Hydroxyproline excretion significantly decreased in group 1 after 3 and 6 months, indicating reduced bone resorption. Indeed, aminobisphosponates act by inhibiting bone resorption [36], although the complete mechanism of action has not yet been clarified. At the tissue level, an increase in BMD has been attributed to decreased bone turnover due to reduced frequency and resorption depth of the bone remodeling units [37]. At the cellular level, bisphosphonates have been shown to have direct and indirect inhibitory effects on osteoclasts [38, 39] and to stimulate proliferation and maturation of human osteoblasts [40]. We did not find any significant increase in circulating osteocalcin in patients treated by risedronate. However, this marker of bone formation was lower in patients than in controls at study entry, likely mirroring a decrease in osteoblast number and function as previously reported in allogeneic SCT recipients [4, 5, 6, 7]. Studies investigating osteoblast number and function in allo-SCT recipients during bisphosphonate treatment may be useful in order to explain the rapid BMD increase. Studies evaluating peri-transplant administration of bisphosphonates in patients undergoing allo-SCT can be useful.

Aminobisphosponates are widely considered to be an effective treatment of post-menopausal and glucocorticoid-induced osteoporosis [17, 18, 20, 23, 29, 30, 31, 32, 33]; both conditions present after allo-SCT. Risedronate is likely to improve bone turnover very early, as shown in patients treated for corticosteroid-induced osteoporosis in whom the increase in lumbar BMD was significant even at 3 months [22].

The gonadal status is an independent risk factor for osteoporosis, but the prevalence of women with gonadal insufficiency was similar in each group. Because of the small number of cases included in this pilot study, these conditions were not considered separately. Furthermore, male patients were considered to have normal gonadal function, although five of them had testosterone values in the low-normal range. We do not know what their testosterone values were before the onset of the underlying disease and if the eventual change in gonadal secretion had contributed to the bone loss.

Risedronate was well tolerated in our patients, and the number of patients who withdrew because of adverse effects possibly related to the drug (dyspepsia, gastralgia) was minimal (1/17). These data agree with the results of a previous meta-analysis, showing that daily treatment by 5 mg of risedronate was not associated with increased frequency of adverse gastrointestinal tract effects, even among patients at high risk for these events [24]. Back pain and arthralgia, reported also by other authors during the risedronate treatment [22], were mostly self-limited and did not lead to discontinuation of the treatment.

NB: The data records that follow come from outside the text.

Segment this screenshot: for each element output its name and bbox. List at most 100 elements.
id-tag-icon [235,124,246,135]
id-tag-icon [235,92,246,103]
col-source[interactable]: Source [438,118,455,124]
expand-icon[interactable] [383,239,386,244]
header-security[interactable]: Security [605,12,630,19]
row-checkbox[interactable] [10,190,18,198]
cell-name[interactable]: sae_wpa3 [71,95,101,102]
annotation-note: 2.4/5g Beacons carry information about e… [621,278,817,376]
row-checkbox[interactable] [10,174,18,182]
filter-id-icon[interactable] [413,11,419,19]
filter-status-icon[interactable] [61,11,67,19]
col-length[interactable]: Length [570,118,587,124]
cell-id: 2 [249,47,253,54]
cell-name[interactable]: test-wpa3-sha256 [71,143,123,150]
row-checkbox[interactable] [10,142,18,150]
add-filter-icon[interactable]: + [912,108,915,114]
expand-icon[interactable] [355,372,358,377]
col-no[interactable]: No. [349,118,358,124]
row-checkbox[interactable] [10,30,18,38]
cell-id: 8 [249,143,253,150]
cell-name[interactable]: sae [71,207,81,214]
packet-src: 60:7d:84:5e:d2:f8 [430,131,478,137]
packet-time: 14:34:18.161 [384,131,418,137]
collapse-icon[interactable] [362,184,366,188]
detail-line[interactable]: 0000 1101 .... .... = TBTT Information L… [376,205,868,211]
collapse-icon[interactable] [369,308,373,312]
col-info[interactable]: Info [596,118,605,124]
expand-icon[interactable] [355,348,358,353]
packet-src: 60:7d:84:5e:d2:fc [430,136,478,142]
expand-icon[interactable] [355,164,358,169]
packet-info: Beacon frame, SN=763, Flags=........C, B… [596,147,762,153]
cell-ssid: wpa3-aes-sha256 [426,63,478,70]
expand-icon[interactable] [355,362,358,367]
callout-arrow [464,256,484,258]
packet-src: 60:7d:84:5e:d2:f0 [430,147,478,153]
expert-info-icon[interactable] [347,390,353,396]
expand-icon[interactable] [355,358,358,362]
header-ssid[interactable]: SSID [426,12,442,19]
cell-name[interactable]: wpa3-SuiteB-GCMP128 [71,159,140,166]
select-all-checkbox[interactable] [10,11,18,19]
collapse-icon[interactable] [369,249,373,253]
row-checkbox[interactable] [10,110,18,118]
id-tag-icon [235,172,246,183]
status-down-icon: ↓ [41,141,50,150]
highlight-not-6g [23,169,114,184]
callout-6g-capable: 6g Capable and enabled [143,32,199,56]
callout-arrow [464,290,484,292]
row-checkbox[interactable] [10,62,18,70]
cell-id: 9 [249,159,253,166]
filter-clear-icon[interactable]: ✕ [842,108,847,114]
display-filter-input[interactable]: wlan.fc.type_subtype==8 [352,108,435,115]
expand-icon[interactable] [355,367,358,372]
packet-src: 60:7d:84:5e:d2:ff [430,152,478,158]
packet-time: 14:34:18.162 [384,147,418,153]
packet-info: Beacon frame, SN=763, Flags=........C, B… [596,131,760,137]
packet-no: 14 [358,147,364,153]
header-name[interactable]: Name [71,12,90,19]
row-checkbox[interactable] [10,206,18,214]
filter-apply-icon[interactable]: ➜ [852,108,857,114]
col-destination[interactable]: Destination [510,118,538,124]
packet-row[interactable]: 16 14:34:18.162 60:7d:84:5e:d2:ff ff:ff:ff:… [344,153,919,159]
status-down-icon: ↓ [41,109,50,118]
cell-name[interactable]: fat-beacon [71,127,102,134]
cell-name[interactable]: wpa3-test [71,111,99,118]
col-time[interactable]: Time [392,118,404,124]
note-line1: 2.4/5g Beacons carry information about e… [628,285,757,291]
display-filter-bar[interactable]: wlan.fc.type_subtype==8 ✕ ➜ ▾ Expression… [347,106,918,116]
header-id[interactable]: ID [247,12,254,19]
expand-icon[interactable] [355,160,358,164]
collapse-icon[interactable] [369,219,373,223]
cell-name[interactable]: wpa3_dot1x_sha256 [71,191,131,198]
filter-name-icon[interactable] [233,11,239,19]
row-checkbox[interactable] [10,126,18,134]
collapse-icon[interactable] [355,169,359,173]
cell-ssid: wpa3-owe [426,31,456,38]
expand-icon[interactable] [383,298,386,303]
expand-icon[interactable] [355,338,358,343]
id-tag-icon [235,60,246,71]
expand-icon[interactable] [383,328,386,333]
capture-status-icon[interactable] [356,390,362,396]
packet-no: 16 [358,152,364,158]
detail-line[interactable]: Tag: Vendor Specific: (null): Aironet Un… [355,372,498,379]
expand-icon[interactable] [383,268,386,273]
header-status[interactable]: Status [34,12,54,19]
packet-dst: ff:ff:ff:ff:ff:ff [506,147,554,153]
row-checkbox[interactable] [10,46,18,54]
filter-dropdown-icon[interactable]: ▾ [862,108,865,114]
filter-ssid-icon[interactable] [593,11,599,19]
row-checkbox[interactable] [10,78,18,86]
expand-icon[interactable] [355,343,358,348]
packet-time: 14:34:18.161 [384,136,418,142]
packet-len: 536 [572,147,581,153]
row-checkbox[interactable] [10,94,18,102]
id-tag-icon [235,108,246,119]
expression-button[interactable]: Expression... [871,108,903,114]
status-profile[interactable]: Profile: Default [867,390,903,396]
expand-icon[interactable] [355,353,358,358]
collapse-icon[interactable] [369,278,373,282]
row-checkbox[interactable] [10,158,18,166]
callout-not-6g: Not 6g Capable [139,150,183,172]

The study has two main limitations: the study design, open and not masked, and the duration of follow-up. In fact, 12 months can be considered a relatively short period to determine any relevant effect on BMD. Moreover, patients were not evaluated before the transplant to detect the amount of bone loss closely related to the transplant procedure. It should be stated that the current main aim of the treatment with biphosphonates is to decrease the fracture rate, the most disabling complication of osteoporosis. However, because of the small size of each treatment arm and relatively short follow-up period, the fracture rate was not determined in this study.

In conclusion, the results of this study show that bone loss in long-term survivors of allo-SCT can be stopped and even reversed by risedronate associated with calcium and vitamin D, while the administration of only calcium and vitamin D is ineffective until GVHD disappears and immunosuppressive treatments are withdrawn. Longer studies are needed to confirm these data and to investigate whether higher doses, different ways of bisphosphonate administration and/or more prolonged treatment time may improve the results.